Красивая девушка, занятая лампой, казалась чрезвычайно удивлённой при виде офицера и, даже не дождавшись вопроса, начала кричать:
– Это не здесь, это, очевидно, ошибка. Пан русский живёт на третьем…
Но Наумов спросил пани Быльскую.
– А что вы от неё хотите? – спросила удивлённая девушка.
– Я хотел бы её увидеть.
– Сейчас, сейчас… но кто же вы? Если разрешено спросить?
Офицер догадался, почувствовал, что перед ним была кузина; она не выглядела служанкой, хотя, когда работала, на ней был белый фартучек, а одета была очень скромно.
– Меня зовут Наумов.
– А! Боже! Наумов! Вы не…
– Я племянник пани Быльской… то есть…
Девушка засмеялась. В её лице видно было желание подойти к родственнику, но чувствовала отвращение к мундиру и фамилии. Не желая принимать решение о том, как принять такого близкого пришельца, Магдуся открыла дверь комнаты и позвала: «Мама, мама!»
Спустя мгновение на пороге появилась женщина высокого роста, ещё крепкая, сильная, румяная, в повседневной домашней одежде, с лицом, исполненным доброты и здравого смысла. Её седеющие волосы плохо прикрывал развязанный чепчик, в руке она держала чайничек.
Заметив Наумова, она посмотрела на него и на дочку… молча.
– Вот этот господин хочет увидиться с тобой, матушка, – воскликнула Магдуся. – Пан Наумов, – прибавила она с нажимом.
– Пан Наумов! А! – крикнул старая Быльская.
Офицер, будто бы по-польски, целуя ей руку, начал представляться, весь дрожащий и смущённый.
– Входите же! Входите! Это сын Миси. О, Боже мой! Сын Миси! Русский… дорогой Иисус!! А! Ты русский! Магда, подай лампу, просим, просим. Как поживаете?
И, хотя с каким-то опасением, она поцеловала его в голову.

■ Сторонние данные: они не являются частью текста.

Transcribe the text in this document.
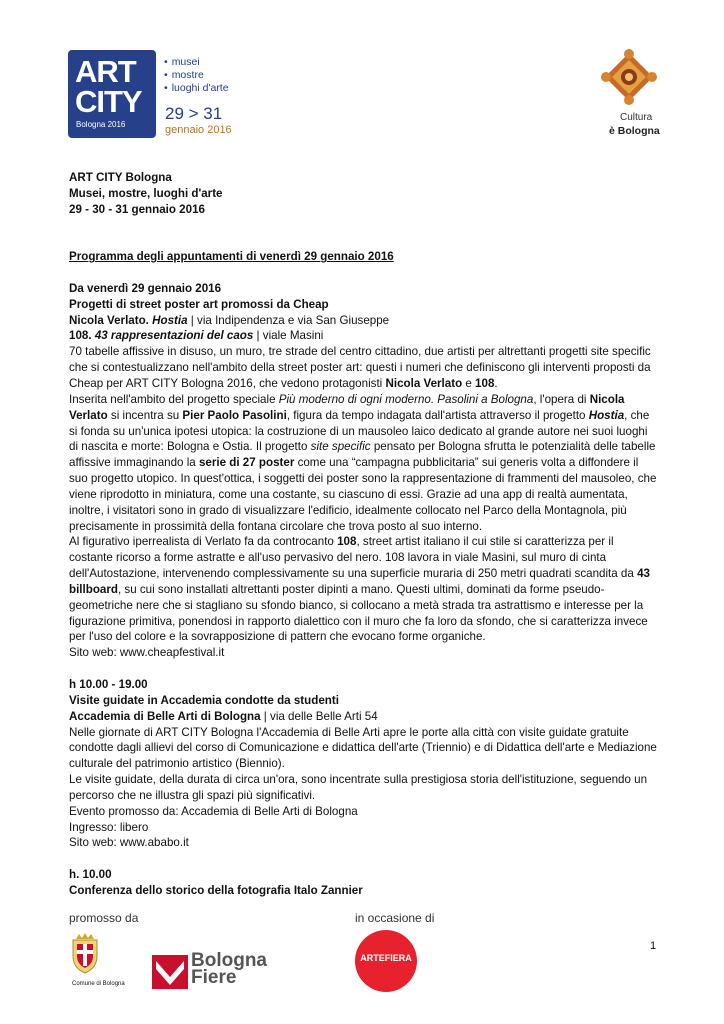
ART
CITY
Bologna 2016
• musei
• mostre
• luoghi d'arte
29 > 31
gennaio 2016
Cultura
è Bologna

ART CITY Bologna

Musei, mostre, luoghi d'arte

29 - 30 - 31 gennaio 2016

Programma degli appuntamenti di venerdì 29 gennaio 2016

Da venerdì 29 gennaio 2016

Progetti di street poster art promossi da Cheap

Nicola Verlato. Hostia | via Indipendenza e via San Giuseppe

108. 43 rappresentazioni del caos | viale Masini

70 tabelle affissive in disuso, un muro, tre strade del centro cittadino, due artisti per altrettanti progetti site specific che si contestualizzano nell'ambito della street poster art: questi i numeri che definiscono gli interventi proposti da Cheap per ART CITY Bologna 2016, che vedono protagonisti Nicola Verlato e 108.

Inserita nell'ambito del progetto speciale Più moderno di ogni moderno. Pasolini a Bologna, l'opera di Nicola Verlato si incentra su Pier Paolo Pasolini, figura da tempo indagata dall'artista attraverso il progetto Hostia, che si fonda su un'unica ipotesi utopica: la costruzione di un mausoleo laico dedicato al grande autore nei suoi luoghi di nascita e morte: Bologna e Ostia. Il progetto site specific pensato per Bologna sfrutta le potenzialità delle tabelle affissive immaginando la serie di 27 poster come una “campagna pubblicitaria” sui generis volta a diffondere il suo progetto utopico. In quest'ottica, i soggetti dei poster sono la rappresentazione di frammenti del mausoleo, che viene riprodotto in miniatura, come una costante, su ciascuno di essi. Grazie ad una app di realtà aumentata, inoltre, i visitatori sono in grado di visualizzare l'edificio, idealmente collocato nel Parco della Montagnola, più precisamente in prossimità della fontana circolare che trova posto al suo interno.

Al figurativo iperrealista di Verlato fa da controcanto 108, street artist italiano il cui stile si caratterizza per il costante ricorso a forme astratte e all'uso pervasivo del nero. 108 lavora in viale Masini, sul muro di cinta dell'Autostazione, intervenendo complessivamente su una superficie muraria di 250 metri quadrati scandita da 43 billboard, su cui sono installati altrettanti poster dipinti a mano. Questi ultimi, dominati da forme pseudo-geometriche nere che si stagliano su sfondo bianco, si collocano a metà strada tra astrattismo e interesse per la figurazione primitiva, ponendosi in rapporto dialettico con il muro che fa loro da sfondo, che si caratterizza invece per l'uso del colore e la sovrapposizione di pattern che evocano forme organiche.

Sito web: www.cheapfestival.it

h 10.00 - 19.00

Visite guidate in Accademia condotte da studenti

Accademia di Belle Arti di Bologna | via delle Belle Arti 54

Nelle giornate di ART CITY Bologna l'Accademia di Belle Arti apre le porte alla città con visite guidate gratuite condotte dagli allievi del corso di Comunicazione e didattica dell'arte (Triennio) e di Didattica dell'arte e Mediazione culturale del patrimonio artistico (Biennio).

Le visite guidate, della durata di circa un'ora, sono incentrate sulla prestigiosa storia dell'istituzione, seguendo un percorso che ne illustra gli spazi più significativi.

Evento promosso da: Accademia di Belle Arti di Bologna

Ingresso: libero

Sito web: www.ababo.it

h. 10.00

Conferenza dello storico della fotografia Italo Zannier

promosso da	in occasione di
Comune di Bologna
Bologna
Fiere
ARTEFIERA
1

Этот сердечный поцелуй старой женщины для жаждущего объятий и любви сироты был таким сладким, так схватил беднягу за сердце, что чуть ли не со слезами он начал пожимать ей руки, а у Быльской также появилось доброе чувство и она обняла его за шею. Наумов расплакался.

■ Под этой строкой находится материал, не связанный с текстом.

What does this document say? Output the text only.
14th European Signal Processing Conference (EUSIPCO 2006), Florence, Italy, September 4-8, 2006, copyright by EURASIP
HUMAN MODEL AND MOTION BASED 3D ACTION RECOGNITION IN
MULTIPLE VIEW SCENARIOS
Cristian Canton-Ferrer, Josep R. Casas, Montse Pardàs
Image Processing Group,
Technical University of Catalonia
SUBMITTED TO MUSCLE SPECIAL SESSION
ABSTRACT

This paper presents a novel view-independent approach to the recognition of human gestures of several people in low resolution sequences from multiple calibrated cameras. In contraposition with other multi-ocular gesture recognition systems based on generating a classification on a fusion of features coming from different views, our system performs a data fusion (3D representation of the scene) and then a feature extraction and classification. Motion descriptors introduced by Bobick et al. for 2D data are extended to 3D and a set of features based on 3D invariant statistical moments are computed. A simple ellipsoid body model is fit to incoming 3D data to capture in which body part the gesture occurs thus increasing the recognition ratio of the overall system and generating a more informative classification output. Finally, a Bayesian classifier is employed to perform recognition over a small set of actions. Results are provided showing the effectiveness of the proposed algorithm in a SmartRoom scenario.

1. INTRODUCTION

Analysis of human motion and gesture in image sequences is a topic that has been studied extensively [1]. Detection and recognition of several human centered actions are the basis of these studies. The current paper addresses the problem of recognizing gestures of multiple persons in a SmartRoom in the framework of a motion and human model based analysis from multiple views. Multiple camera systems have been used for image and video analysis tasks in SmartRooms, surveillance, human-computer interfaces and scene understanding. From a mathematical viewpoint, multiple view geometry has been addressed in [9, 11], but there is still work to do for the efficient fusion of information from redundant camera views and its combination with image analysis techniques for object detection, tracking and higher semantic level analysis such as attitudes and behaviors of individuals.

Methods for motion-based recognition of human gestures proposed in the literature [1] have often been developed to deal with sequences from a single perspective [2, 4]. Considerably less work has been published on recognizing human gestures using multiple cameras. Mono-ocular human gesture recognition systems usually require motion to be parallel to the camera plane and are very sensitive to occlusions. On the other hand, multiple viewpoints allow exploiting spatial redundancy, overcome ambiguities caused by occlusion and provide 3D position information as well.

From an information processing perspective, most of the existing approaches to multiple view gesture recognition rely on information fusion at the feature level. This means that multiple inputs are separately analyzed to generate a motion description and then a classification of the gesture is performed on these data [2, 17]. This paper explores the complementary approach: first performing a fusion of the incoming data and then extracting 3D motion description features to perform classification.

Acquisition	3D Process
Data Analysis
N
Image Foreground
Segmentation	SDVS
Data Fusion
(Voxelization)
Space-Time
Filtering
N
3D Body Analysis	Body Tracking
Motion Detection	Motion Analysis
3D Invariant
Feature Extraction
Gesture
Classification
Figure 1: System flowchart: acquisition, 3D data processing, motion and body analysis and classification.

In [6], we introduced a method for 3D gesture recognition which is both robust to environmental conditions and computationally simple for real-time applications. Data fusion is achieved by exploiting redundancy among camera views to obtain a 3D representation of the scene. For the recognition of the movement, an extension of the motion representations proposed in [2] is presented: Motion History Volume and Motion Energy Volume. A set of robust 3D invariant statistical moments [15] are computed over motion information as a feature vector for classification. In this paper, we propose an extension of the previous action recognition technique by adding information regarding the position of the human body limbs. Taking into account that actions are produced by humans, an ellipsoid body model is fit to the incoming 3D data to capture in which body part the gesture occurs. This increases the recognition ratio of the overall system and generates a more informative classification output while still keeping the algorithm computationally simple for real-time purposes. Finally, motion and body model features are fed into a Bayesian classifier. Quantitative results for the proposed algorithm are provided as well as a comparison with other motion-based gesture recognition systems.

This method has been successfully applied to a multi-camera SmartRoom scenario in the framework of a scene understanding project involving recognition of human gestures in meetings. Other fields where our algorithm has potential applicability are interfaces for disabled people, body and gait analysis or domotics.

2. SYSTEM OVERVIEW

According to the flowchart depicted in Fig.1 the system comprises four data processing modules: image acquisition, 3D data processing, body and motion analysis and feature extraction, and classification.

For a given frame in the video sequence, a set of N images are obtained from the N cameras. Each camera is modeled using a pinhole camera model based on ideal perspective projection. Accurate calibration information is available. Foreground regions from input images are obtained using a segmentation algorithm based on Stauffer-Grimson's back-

– О, милый Боже! – воскликнула, поднимая руку, Быльская, которая любила покойную больше, чем её муж, и долго с ним даже борьбу вела, желая сироту к своим шести детям присоединить.
– О, милый Боже! Вот это он! Это тот милый Стас! Но что это они из него сделали! Ведь и польский язык забыл! И уже целиком русский!
Вся семья сбежалась на это приветствие, которому слёзы и возгласы матери придали сердечный характер. Академик Якубек, называемый в семье Кубой или Куцем, мальчик, румяный, как яблоко, с чёрными горящими глазами, и старшая сестра Магдуси, Ления, возможно, Элеонора.
По очереди стали обнимать Наумова и приветствовать как брата, хотя Богом и правдой не ведали, кого в этом человеке принимают – друга или врага? Верили только в те слёзы, которые заструились из его глаз и обнажили в нём сердце.
За лампой и Магдусей всё это потекло в гостиную, над тапчаном которого висел портрет князя Ёзефа, справа – Костюшко, слева – Килинский. На обширном серванте Ян III доставал саблю в защиту христианства.
Среди этих людей и этих воспоминаний русский сел, весь дрожа; он уже был им благодарен, что его не оттолкнули, что ему отворили дверь, несмотря на язык, на каком говорил, и одежду, которая была на нём.
Девушки шептались.
– Какой он странный!!
– Красивый парень, – говорила Магда, – но какой омоскаленный!! Какой русский, сестра! Слышала, как он говорит?
– Ну, пусть-ка тут побудет, тогда мы его снова польскому научим.